I looked back at the stationary Rovers. Six small figures jumped out of them and wandered across the tree line ahead of us—not in our direction, but if they carried on, our cover would be blown, and we’d be in range of a crack shot.

“We’ll get you back in later,” I said. “Give us chance to shake the immediate danger and regroup first.”

“You don’t have to risk your lives for me. When it’s safe, I’ll come and find you.”

“No way, Lea. I can’t allow it,” I said. “We know there’re other survivors in New York. If we can persuade them—”

She shook her head and looked despondent. “What if there’s a Second Activation? You can’t outrun the effects of the devices.”

“It’s not our priority at the moment, and I don’t think there’ll be one anytime soon. Not after what’s happened here.”

Jack tried to put a reassuring hand on her shoulder. “Come on, Lea?”

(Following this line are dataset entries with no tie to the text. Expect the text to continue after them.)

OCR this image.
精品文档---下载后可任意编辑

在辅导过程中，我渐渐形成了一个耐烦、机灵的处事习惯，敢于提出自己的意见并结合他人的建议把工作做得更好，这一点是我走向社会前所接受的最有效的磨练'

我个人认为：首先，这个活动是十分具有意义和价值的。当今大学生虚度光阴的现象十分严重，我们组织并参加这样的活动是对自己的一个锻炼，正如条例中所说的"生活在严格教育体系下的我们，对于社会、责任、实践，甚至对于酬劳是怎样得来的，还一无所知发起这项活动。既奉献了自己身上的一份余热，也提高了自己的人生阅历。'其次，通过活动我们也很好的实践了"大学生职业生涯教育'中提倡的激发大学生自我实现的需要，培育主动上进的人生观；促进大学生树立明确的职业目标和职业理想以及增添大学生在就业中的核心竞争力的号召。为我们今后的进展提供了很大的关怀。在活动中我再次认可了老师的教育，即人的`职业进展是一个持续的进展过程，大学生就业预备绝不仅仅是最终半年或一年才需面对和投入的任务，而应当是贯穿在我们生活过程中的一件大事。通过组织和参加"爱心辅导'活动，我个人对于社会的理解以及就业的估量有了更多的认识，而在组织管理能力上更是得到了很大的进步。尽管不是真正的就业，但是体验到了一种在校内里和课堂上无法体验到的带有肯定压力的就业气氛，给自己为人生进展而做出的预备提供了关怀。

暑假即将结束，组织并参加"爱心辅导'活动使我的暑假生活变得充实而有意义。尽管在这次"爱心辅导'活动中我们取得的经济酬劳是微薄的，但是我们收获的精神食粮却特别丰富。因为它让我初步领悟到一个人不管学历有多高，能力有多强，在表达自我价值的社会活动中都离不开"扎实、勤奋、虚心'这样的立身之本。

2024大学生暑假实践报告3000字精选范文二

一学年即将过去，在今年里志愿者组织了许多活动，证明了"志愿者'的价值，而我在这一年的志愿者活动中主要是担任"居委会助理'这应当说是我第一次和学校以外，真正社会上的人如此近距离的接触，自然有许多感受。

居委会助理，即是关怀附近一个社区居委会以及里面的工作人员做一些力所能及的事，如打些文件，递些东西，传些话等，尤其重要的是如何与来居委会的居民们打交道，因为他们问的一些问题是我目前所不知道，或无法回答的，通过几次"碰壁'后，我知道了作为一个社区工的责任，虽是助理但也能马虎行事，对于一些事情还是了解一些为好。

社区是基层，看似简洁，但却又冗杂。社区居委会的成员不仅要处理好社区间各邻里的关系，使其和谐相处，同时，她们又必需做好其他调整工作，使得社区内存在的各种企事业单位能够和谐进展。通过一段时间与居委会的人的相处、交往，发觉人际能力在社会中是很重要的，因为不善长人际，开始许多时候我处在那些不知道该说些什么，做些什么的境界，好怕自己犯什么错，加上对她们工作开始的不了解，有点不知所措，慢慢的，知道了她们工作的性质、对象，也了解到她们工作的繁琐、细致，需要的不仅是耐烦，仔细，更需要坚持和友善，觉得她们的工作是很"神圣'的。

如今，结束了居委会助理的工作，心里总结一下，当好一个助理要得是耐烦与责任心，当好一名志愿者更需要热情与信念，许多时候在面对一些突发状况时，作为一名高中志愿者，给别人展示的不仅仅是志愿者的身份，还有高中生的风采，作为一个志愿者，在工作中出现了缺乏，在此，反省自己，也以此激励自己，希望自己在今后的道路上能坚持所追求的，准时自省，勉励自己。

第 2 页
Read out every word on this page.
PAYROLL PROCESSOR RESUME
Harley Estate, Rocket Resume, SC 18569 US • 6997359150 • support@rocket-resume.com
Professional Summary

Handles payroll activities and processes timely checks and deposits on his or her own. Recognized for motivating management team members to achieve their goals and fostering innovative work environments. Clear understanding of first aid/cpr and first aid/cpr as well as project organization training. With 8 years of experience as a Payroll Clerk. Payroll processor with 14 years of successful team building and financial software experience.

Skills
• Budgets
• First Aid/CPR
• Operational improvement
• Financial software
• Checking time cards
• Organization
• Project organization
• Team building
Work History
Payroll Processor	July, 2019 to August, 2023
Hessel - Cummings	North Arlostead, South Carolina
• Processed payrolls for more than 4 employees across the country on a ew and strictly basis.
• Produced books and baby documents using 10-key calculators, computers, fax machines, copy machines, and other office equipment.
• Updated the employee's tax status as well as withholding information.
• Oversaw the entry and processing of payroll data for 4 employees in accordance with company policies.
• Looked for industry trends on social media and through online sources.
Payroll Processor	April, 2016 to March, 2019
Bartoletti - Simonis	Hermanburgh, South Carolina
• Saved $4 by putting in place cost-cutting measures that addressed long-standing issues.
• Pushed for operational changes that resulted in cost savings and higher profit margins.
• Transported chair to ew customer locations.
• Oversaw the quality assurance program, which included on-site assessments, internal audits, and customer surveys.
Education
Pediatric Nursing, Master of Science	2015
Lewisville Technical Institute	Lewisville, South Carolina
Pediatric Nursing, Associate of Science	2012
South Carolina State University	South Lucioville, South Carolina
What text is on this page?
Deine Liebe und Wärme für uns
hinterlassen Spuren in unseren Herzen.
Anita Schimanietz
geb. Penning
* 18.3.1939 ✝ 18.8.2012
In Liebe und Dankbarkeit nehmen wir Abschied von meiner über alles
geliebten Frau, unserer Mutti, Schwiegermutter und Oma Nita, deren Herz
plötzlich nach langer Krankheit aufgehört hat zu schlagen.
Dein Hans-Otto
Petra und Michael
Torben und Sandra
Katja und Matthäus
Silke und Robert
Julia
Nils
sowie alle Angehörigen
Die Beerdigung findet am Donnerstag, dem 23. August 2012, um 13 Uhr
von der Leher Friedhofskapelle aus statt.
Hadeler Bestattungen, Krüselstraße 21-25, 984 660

She brushed it off and scowled at him. “Whatever. I’m coming.”

A roll of thunder echoed above. The guards continued along the tree line, almost level with our hedge. I found it hard to believe how Lea turned from titanium to putty when she thought she was in close proximity to Martina, and how she contemplated taking a suicidal chance to see her.

“Track back and cut across to the highway,” Jack said.

We moved at a crouching run over an open field. I glanced intermittently across to the men in the distance, who seemed preoccupied with something in the opposite direction. With this momentary diversion, I sped up, over a mixture of soft soil and grassed areas, until we came across a group of cows that appeared interested in our sudden appearance.

“Do they normally walk toward humans?” Jack asked.

Lea staggered by his side and dismissively waved her hand. “Some do, some don’t. Who cares?”

“Keep moving and hope they don’t start making any loud noises,” I said.

The closest cow stood in our path. I jumped to its side and gave its rump a powerful slap to move it along. The cow snorted and trotted away. I vaulted over a timber fence and landed with a squelch on the other side; then I paused to take a breather, obscured from the view of any prying GA eyes.